Now, her organization is almost a victim of its own success: As youth-incarceration rates are halved in a matter of years and the state looks for ways to save money, the organizations dealing with imprisoned youth are seeing cutbacks of their own.

"Certainly, we've had some very significant cuts," Ms. Townsend said, "but the investment in education and re-entry stays."

Australia

For more than two decades, youth-incarceration rates in Australia trended in one direction: down.

That started to change about four years ago, when the trend was reversed and the number of young people being put in custody rose - by as much as 40 per cent over two years in one state.

This spring the government of New South Wales responded to consternation over rising rates of teens locked up by pledging to review the Bail Act, a law critics point to as a major factor in sending more youth to jail since it was last amended in 2007.

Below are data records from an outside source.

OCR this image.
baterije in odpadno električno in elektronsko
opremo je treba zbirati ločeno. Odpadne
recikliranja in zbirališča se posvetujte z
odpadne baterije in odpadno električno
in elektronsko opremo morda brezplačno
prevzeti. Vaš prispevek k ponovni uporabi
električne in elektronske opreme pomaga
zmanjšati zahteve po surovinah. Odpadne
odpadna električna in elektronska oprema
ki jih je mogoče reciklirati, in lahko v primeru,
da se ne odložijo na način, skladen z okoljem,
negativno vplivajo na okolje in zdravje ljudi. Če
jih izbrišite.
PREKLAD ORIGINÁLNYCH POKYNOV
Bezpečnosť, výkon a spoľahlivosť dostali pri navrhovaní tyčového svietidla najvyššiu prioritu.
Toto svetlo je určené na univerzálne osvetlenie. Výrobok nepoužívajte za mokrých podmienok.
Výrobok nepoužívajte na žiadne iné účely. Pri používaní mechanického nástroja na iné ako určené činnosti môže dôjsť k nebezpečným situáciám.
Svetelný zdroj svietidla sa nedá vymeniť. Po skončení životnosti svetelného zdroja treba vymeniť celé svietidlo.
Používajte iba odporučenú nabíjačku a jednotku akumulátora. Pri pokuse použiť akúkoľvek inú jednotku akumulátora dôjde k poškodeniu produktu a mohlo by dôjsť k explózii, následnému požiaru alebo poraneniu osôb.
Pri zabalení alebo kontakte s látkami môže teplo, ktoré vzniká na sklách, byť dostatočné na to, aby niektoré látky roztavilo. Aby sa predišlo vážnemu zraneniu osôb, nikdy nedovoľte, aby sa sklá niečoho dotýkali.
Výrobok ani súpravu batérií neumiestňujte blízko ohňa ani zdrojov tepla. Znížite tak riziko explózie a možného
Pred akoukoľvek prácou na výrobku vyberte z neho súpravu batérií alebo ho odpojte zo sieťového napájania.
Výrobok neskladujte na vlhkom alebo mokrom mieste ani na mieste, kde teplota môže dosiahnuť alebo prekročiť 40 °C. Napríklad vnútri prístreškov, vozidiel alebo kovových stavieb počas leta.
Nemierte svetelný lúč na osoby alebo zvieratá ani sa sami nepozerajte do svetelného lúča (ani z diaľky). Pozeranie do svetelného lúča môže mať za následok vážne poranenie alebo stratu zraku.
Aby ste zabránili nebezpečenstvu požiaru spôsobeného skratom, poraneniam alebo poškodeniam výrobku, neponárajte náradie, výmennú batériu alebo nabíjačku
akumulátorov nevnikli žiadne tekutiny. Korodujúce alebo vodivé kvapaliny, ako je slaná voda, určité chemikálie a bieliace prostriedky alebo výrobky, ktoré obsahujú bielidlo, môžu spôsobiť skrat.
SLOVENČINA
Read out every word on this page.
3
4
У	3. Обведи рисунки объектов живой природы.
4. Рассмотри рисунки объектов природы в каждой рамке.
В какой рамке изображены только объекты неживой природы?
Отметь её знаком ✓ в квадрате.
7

The Bail Act, a product of Australia's most-populous state, was supposed to crack down on offenders of all ages who'd been dodging bail or breaching conditions. But it had the unintended result of sending youth-incarceration rates soaring, especially for teens awaiting trial.

Now, the state's premier has vowed to change that.

"There's been a lot of outcry," said Kelly Richards, a senior researcher with the Australian Institute of Criminology. "It's been identified as a big problem given that detention is supposed to be the last resort. Obviously, it's not quite, perhaps, being used as it should be."